Massachusetts - Nature and Scientific Wonders
Four brilliant seasons and geography that ranges from impressive mountains to miles of sandy beach offer something for just about everyone. Nature’s majesty abounds in Massachusetts.
With more than 15000 miles of coastline—not to mention the islands of Nantucket and Martha’s Vineyard—Massachusetts is a beach-lover’s paradise. A 140-year-old law ensures public access to every inch of shore.
Algonquin for the "Great Hill," Wachusett is one of the highest mountains in Massachusetts, 2,006 feet above sea level at its peak, and a popular destination for skiing and snowboarding. From the summit, you can glimpse Boston to the east.
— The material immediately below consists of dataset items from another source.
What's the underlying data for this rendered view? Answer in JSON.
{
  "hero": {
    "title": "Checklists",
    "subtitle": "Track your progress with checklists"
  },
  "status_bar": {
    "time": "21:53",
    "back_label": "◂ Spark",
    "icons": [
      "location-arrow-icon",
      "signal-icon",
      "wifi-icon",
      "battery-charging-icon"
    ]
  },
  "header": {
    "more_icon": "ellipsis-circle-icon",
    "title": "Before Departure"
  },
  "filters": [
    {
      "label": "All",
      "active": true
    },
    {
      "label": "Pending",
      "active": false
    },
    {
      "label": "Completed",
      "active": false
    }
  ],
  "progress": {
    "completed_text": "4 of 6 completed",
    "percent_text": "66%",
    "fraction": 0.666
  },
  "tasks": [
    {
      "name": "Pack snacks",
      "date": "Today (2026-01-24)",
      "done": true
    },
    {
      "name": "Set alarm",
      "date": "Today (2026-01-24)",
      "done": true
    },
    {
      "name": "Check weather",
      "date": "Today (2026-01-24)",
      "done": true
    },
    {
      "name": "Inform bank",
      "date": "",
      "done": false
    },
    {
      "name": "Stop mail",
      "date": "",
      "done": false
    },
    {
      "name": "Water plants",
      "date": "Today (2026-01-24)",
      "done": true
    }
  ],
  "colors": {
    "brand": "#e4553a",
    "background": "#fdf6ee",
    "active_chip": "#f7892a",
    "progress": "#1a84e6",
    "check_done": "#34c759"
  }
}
Oceanographic Institution (Woods Hole)
Founded in 1930, WHOI is the world’s largest nonprofit oceanographic center. Its research vessels ply waters all over the world. In 1985, Institute scientists discovered the remains of the RMS Titanic. Visitors to the Ocean Science Exhibit Center can dive into an interactive exhibit on whales and dolphins, or step inside a full-size model of the deep-submersible craft Alvin to watch footage taken at deep-sea hydrothermal vents. The town of Woods Hole offers many charming restaurants and small galleries, as well as ferry service to Martha’s Vineyard.
Boats set sail daily from marinas up and down the coast, but the whale feeding grounds are closest to Gloucester. Witness these majestic creatures as they plunge through the chilly Atlantic waters. If you’re lucky, you’ll glimpse a humpback breaching the surface or flapping its mighty tail.
Birders flock to the Parker River National Wildlife Refuge near Salem to view migrating shore birds.
Made famous by Henry David Thoreau who lived here for two years and wrote "Walden, or, Life in the Woods," Walden Pond was formed by retreating glaciers some 10,000 years ago. Today, the Commonwealth manages the Walden Pond State Reservation. The site is popular among swimmers in the summer and hikers and Thoreau fans year round.